The department, with staff to maintain and repair city streets, parks and cemeteries, will leave a decrepit headquarters at 114 E. 35th St.
The week of July 20, the city service staff members aim to move to the new complex at 2130 W. Park Drive.
Regency Construction Services of Brook Park is serving as lead contractor on the job.
Project Manager Jason Van Wagnen, a Lorain native, said the builders had some weather delays in the spring but construction was going well as of June 25.
The complex sits at the intersection of West Park Drive and West 21st Street. Heading in from West 21st Street, a new fueling station sits north of a white salt dome built with a tank for staff to make brine that will help clear streets in winter. The salt depot is 6,132 square feet in size.
East of the salt dome is the “cold storage” space, which will provide covered storage space for seasonal trucks and implements. It is not a giant refrigerator, but the builders call it that because it is not set up for heating or air conditioning, Van Wagnen said.

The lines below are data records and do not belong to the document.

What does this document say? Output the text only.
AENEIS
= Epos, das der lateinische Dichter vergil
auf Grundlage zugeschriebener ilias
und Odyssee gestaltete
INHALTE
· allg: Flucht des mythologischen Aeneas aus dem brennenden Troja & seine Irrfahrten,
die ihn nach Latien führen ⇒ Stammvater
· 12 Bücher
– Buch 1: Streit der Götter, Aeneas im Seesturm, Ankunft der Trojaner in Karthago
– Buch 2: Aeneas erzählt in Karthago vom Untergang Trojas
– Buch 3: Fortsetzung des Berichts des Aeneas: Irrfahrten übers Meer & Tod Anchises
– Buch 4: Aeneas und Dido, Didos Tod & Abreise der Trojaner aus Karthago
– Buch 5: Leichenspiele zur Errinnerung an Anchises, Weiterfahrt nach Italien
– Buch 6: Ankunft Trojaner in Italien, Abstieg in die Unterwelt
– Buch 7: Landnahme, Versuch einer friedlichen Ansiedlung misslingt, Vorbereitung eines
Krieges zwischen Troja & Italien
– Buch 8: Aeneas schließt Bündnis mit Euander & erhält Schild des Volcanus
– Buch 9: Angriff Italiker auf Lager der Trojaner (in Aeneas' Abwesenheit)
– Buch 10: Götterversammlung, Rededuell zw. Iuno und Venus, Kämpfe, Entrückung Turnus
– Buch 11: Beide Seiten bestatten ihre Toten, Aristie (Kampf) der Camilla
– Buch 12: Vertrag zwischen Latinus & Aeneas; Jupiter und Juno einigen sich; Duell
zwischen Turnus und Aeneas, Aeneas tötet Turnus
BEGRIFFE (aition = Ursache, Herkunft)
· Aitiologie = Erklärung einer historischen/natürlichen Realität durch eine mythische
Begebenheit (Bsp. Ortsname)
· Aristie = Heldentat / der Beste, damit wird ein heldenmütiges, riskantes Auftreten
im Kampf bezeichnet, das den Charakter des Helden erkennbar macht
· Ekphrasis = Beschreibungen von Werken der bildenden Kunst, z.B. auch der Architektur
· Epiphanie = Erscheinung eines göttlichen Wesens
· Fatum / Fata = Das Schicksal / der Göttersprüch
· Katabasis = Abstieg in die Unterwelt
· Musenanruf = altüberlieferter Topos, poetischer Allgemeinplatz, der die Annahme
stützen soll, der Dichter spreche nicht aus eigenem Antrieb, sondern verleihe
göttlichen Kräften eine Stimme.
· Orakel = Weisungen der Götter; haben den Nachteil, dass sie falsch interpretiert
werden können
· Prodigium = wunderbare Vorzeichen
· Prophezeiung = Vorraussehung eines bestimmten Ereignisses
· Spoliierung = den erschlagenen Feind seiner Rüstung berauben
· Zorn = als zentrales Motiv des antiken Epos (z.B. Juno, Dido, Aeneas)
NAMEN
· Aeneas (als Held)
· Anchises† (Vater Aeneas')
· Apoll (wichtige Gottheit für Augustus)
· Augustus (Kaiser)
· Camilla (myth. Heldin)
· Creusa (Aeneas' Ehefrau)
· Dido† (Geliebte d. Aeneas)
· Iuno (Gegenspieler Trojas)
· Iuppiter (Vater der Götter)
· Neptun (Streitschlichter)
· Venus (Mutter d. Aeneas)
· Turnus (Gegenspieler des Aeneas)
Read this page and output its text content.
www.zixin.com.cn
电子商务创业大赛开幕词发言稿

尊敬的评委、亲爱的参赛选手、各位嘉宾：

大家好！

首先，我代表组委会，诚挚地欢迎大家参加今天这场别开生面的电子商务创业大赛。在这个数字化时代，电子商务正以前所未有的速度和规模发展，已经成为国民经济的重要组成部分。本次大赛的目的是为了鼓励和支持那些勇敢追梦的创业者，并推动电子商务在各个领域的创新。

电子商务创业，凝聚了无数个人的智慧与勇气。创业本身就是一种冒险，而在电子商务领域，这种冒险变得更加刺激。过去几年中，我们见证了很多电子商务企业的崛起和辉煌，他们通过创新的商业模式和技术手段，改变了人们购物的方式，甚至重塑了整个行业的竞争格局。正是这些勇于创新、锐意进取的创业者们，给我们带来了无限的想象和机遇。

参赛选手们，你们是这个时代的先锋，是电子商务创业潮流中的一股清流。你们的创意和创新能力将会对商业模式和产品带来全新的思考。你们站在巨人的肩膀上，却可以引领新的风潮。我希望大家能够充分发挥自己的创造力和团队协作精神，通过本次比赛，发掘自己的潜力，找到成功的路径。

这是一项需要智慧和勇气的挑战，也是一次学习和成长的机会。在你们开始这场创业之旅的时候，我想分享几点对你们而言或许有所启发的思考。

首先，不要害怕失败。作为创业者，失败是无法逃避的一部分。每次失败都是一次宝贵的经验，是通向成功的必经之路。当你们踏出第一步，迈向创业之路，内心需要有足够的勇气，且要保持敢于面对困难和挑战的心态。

Inside it likely will be at least a few degrees warmer than the outside temperature in the winter, he said. The building is 15,916 square feet in size.
To the south sits the maintenance building, the largest structure there at 56,789 square feet.

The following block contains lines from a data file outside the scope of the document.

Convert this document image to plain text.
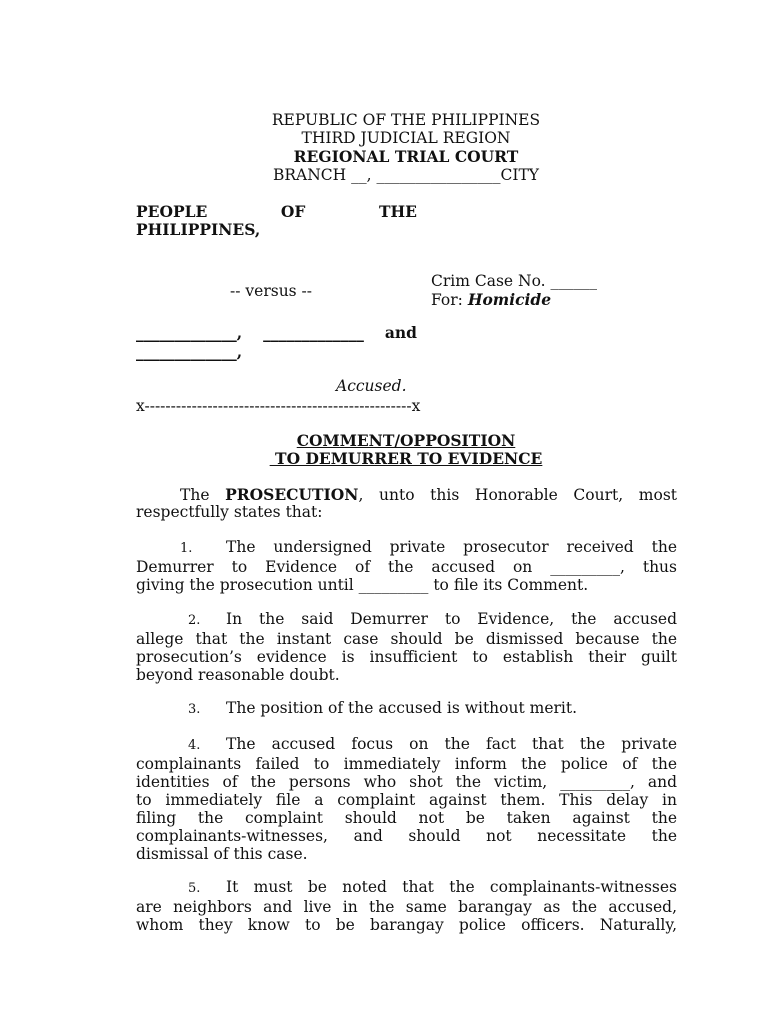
REPUBLIC OF THE PHILIPPINES

THIRD JUDICIAL REGION

REGIONAL TRIAL COURT

BRANCH __, ________________CITY

PEOPLE	OF	THE

PHILIPPINES,

-- versus --

Crim Case No. ______

For: Homicide

_____________, _____________ and

_____________,

Accused.

x---------------------------------------------------x

COMMENT/OPPOSITION

TO DEMURRER TO EVIDENCE

The PROSECUTION, unto this Honorable Court, most

respectfully states that:

1. The undersigned private prosecutor received the
Demurrer to Evidence of the accused on _________, thus
giving the prosecution until _________ to file its Comment.
2. In the said Demurrer to Evidence, the accused
allege that the instant case should be dismissed because the
prosecution’s evidence is insufficient to establish their guilt
beyond reasonable doubt.
3. The position of the accused is without merit.
4. The accused focus on the fact that the private
complainants failed to immediately inform the police of the
identities of the persons who shot the victim, _________, and
to immediately file a complaint against them. This delay in
filing the complaint should not be taken against the
complainants-witnesses, and should not necessitate the
dismissal of this case.
5. It must be noted that the complainants-witnesses
are neighbors and live in the same barangay as the accused,
whom they know to be barangay police officers. Naturally,
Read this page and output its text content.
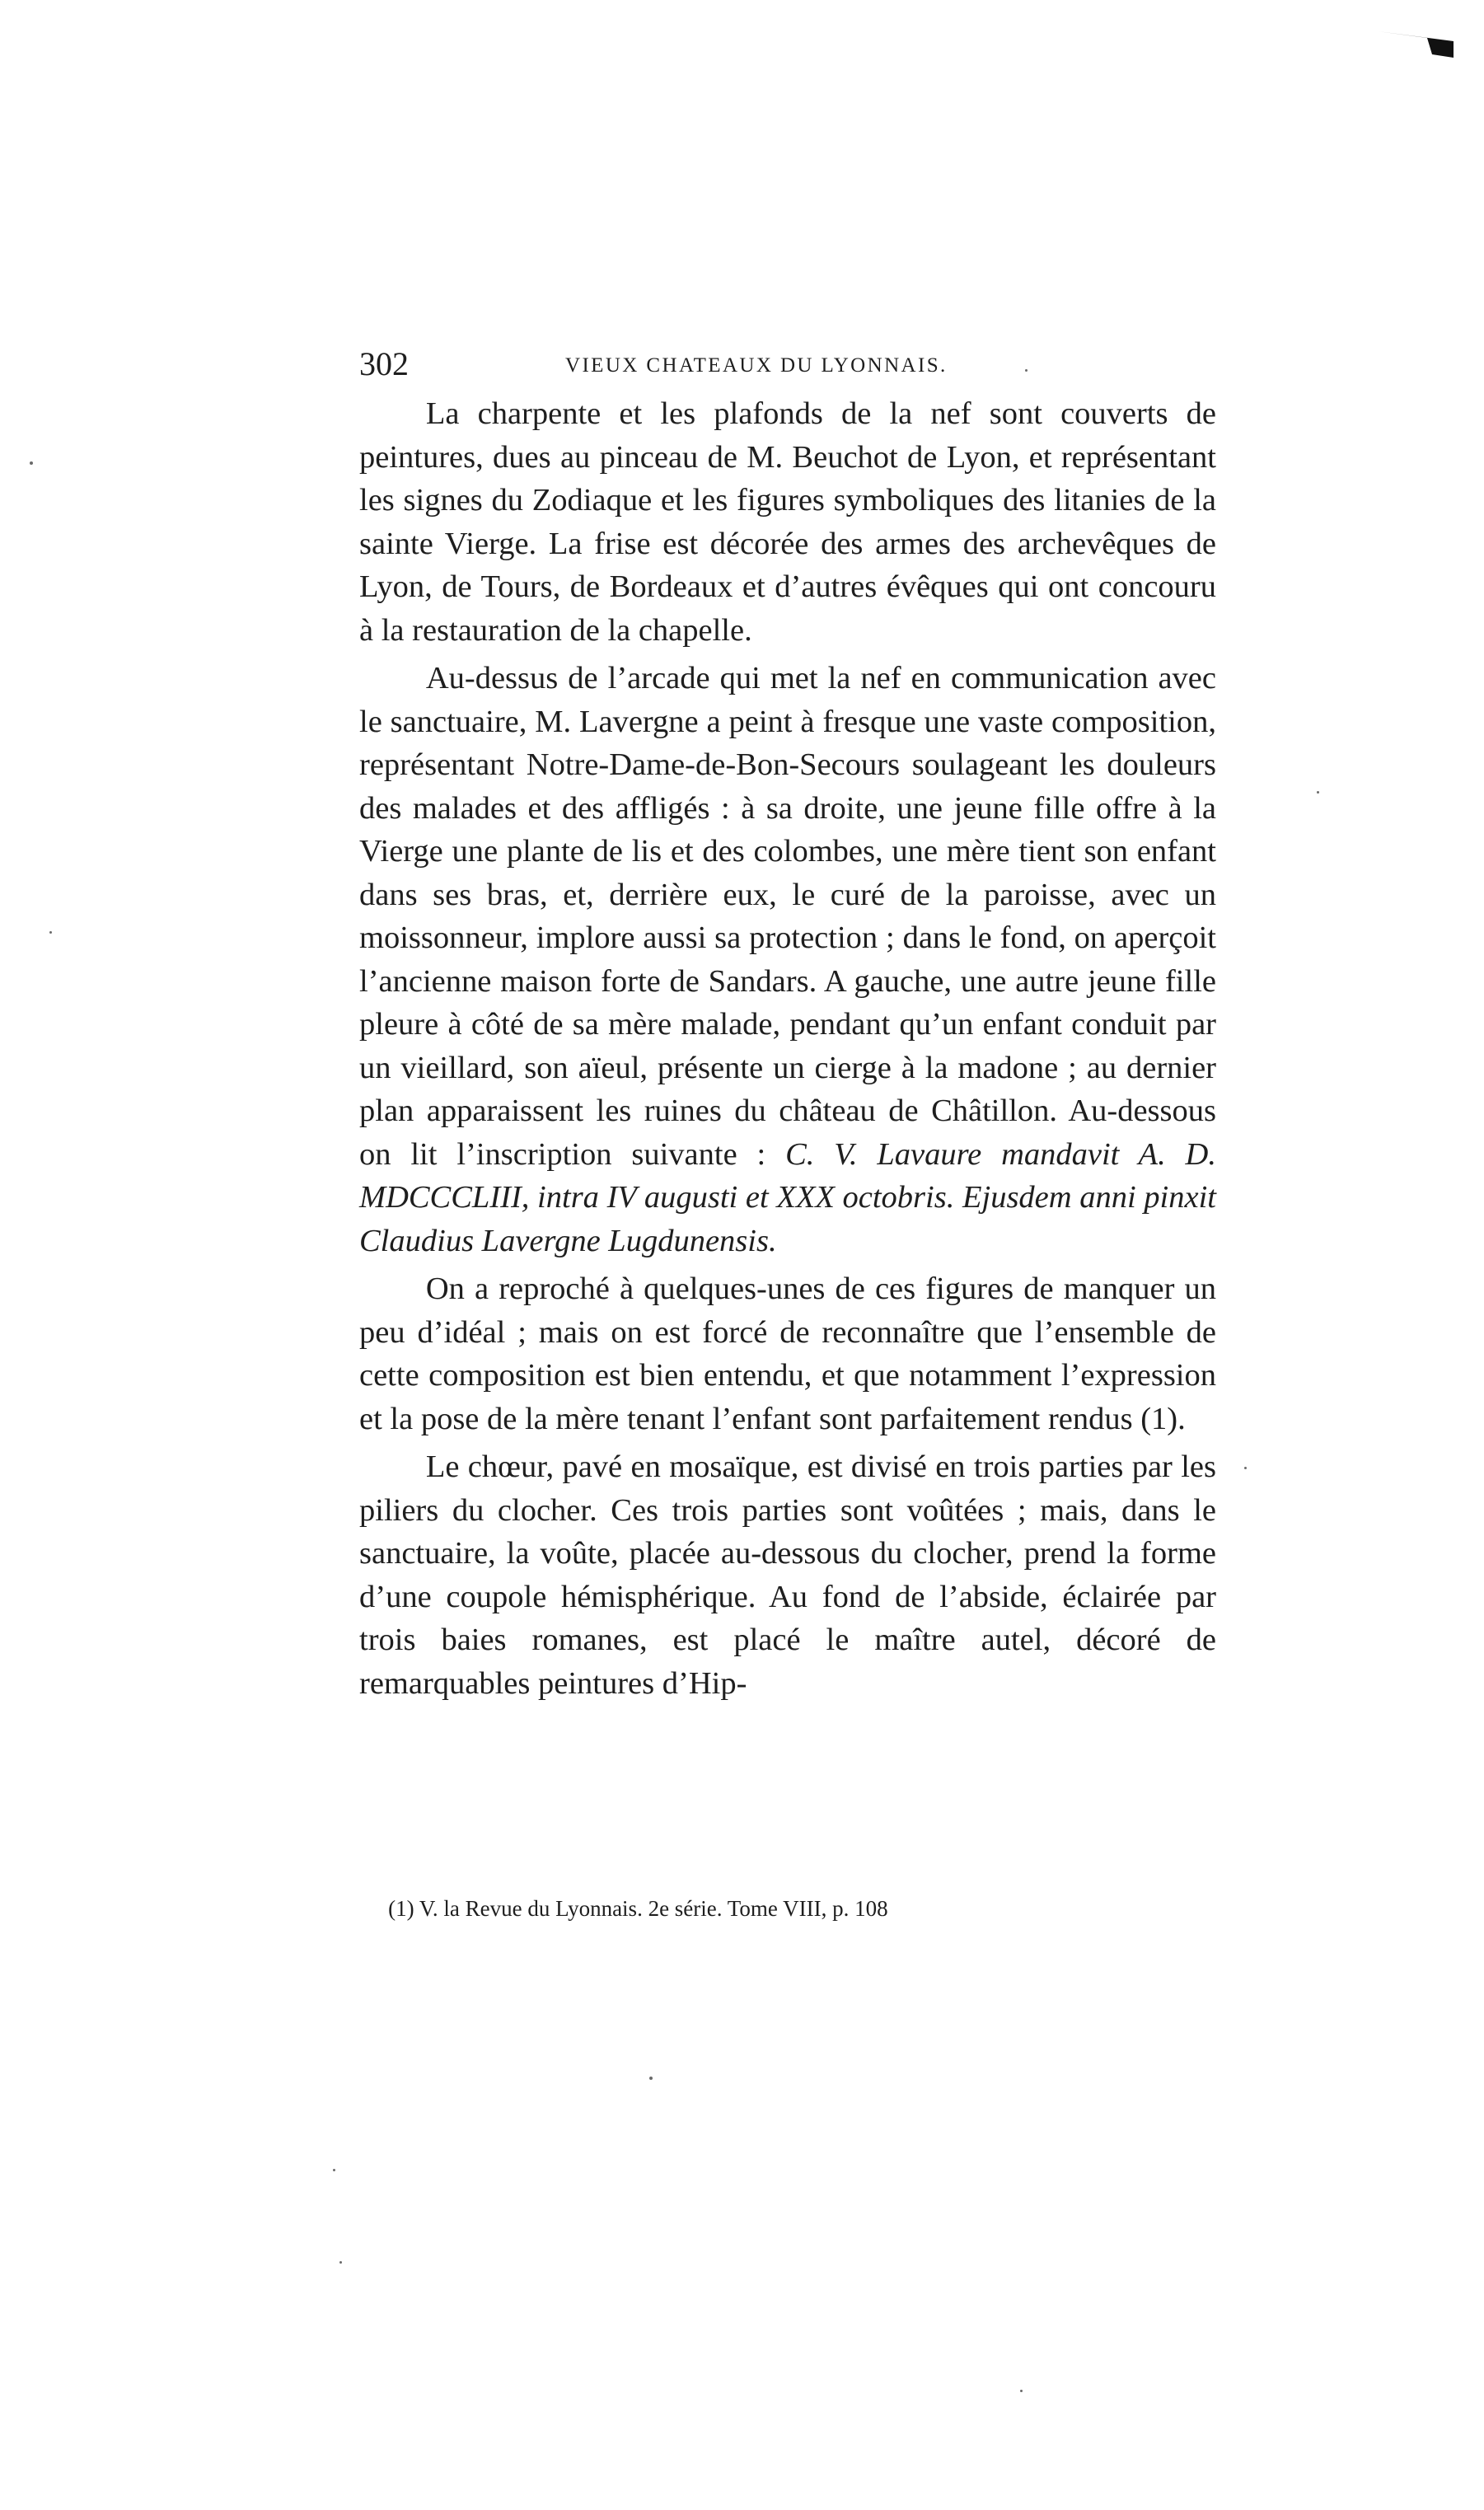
302	VIEUX CHATEAUX DU LYONNAIS.

La charpente et les plafonds de la nef sont couverts de peintures, dues au pinceau de M. Beuchot de Lyon, et représentant les signes du Zodiaque et les figures symboliques des litanies de la sainte Vierge. La frise est décorée des armes des archevêques de Lyon, de Tours, de Bordeaux et d’autres évêques qui ont concouru à la restauration de la chapelle.

Au-dessus de l’arcade qui met la nef en communication avec le sanctuaire, M. Lavergne a peint à fresque une vaste composition, représentant Notre-Dame-de-Bon-Secours soulageant les douleurs des malades et des affligés : à sa droite, une jeune fille offre à la Vierge une plante de lis et des colombes, une mère tient son enfant dans ses bras, et, derrière eux, le curé de la paroisse, avec un moissonneur, implore aussi sa protection ; dans le fond, on aperçoit l’ancienne maison forte de Sandars. A gauche, une autre jeune fille pleure à côté de sa mère malade, pendant qu’un enfant conduit par un vieillard, son aïeul, présente un cierge à la madone ; au dernier plan apparaissent les ruines du château de Châtillon. Au-dessous on lit l’inscription suivante : C. V. Lavaure mandavit A. D. MDCCCLIII, intra IV augusti et XXX octobris. Ejusdem anni pinxit Claudius Lavergne Lugdunensis.

On a reproché à quelques-unes de ces figures de manquer un peu d’idéal ; mais on est forcé de reconnaître que l’ensemble de cette composition est bien entendu, et que notamment l’expression et la pose de la mère tenant l’enfant sont parfaitement rendus (1).

Le chœur, pavé en mosaïque, est divisé en trois parties par les piliers du clocher. Ces trois parties sont voûtées ; mais, dans le sanctuaire, la voûte, placée au-dessous du clocher, prend la forme d’une coupole hémisphérique. Au fond de l’abside, éclairée par trois baies romanes, est placé le maître autel, décoré de remarquables peintures d’Hip-

(1) V. la Revue du Lyonnais. 2e série. Tome VIII, p. 108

It will have a wash bay, offices, heated garage, street sign print shop, traffic light lab, worker locker rooms and restrooms, a training and meeting room.
On June 25, crews were installing the building’s fire sprinkler system.

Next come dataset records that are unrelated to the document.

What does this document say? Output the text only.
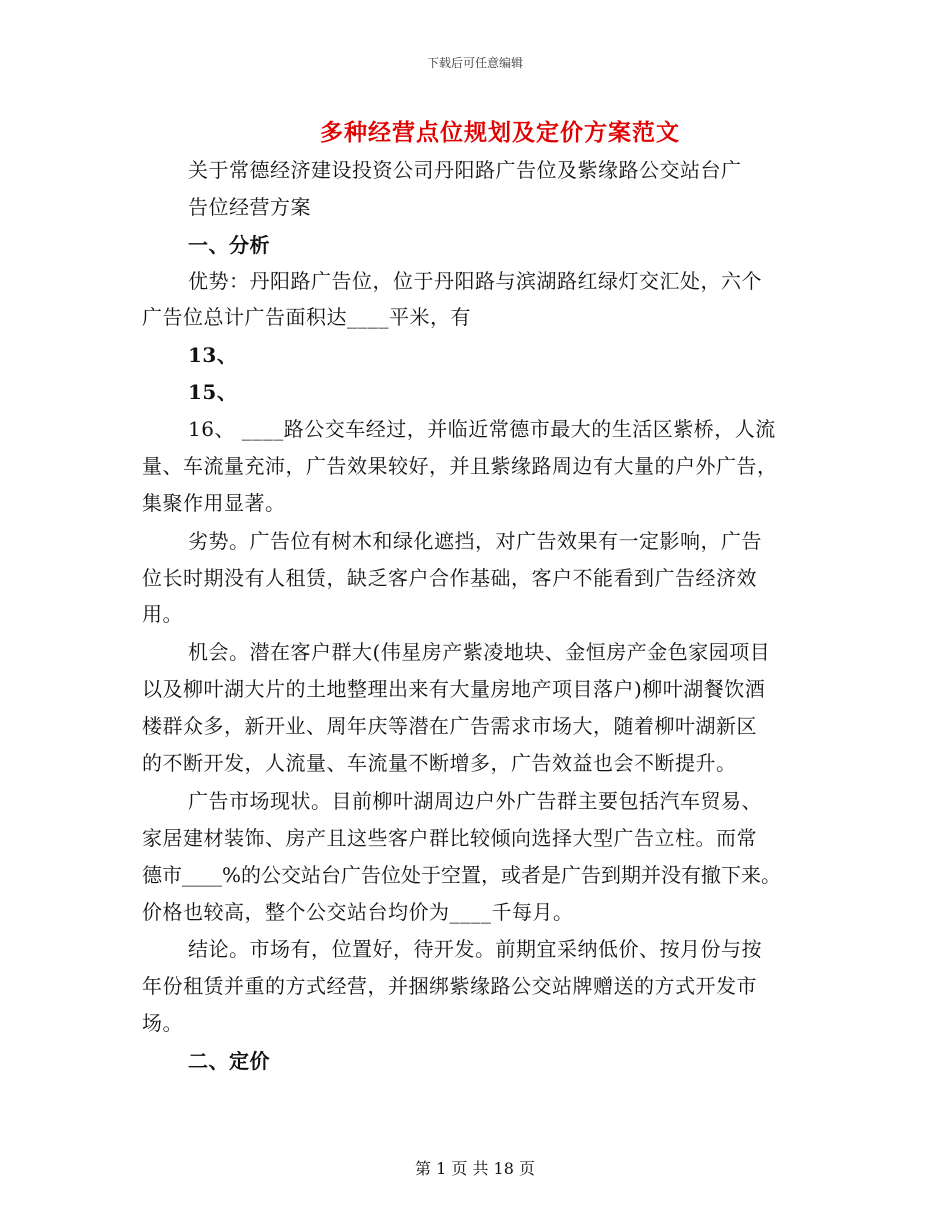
下载后可任意编辑
多种经营点位规划及定价方案范文
关于常德经济建设投资公司丹阳路广告位及紫缘路公交站台广
告位经营方案
一、分析
优势：丹阳路广告位，位于丹阳路与滨湖路红绿灯交汇处，六个
广告位总计广告面积达____平米，有
13、
15、
16、 ____路公交车经过，并临近常德市最大的生活区紫桥，人流
量、车流量充沛，广告效果较好，并且紫缘路周边有大量的户外广告，
集聚作用显著。
劣势。广告位有树木和绿化遮挡，对广告效果有一定影响，广告
位长时期没有人租赁，缺乏客户合作基础，客户不能看到广告经济效
用。
机会。潜在客户群大(伟星房产紫凌地块、金恒房产金色家园项目
以及柳叶湖大片的土地整理出来有大量房地产项目落户)柳叶湖餐饮酒
楼群众多，新开业、周年庆等潜在广告需求市场大，随着柳叶湖新区
的不断开发，人流量、车流量不断增多，广告效益也会不断提升。
广告市场现状。目前柳叶湖周边户外广告群主要包括汽车贸易、
家居建材装饰、房产且这些客户群比较倾向选择大型广告立柱。而常
德市____%的公交站台广告位处于空置，或者是广告到期并没有撤下来。
价格也较高，整个公交站台均价为____千每月。
结论。市场有，位置好，待开发。前期宜采纳低价、按月份与按
年份租赁并重的方式经营，并捆绑紫缘路公交站牌赠送的方式开发市
场。
二、定价
第 1 页 共 18 页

The maintenance and cold storage buildings are sealed, although a few open doors might yet let in the worst blowing rain. The concrete floors are set and the interiors still look like construction sites, although it’s clear the project is closer to the end than the beginning. The dirt trails between the buildings will be covered with asphalt paving that could begin as early as June 29. Herk Excavating of Vermilion was completing some fine grading work on the east side of the complex on June 25, Vanwagnen said.
Although the winter was relatively mild, the cold, wet conditions in spring caused some delays for pouring concrete building floors, Vanwagnen said.
Daytime temperatures were warm enough to work, but workers would not put fresh concrete on foundations still frozen from cold temperatures the night before, he said.
“We were fighting weather conditions pretty much till the end of April,” he said.
The site had about 35 workers present on June 25, although that number sometimes topped 50 workers a day, depending on which contractor was present for the various steps needed to erect the buildings, city officials said.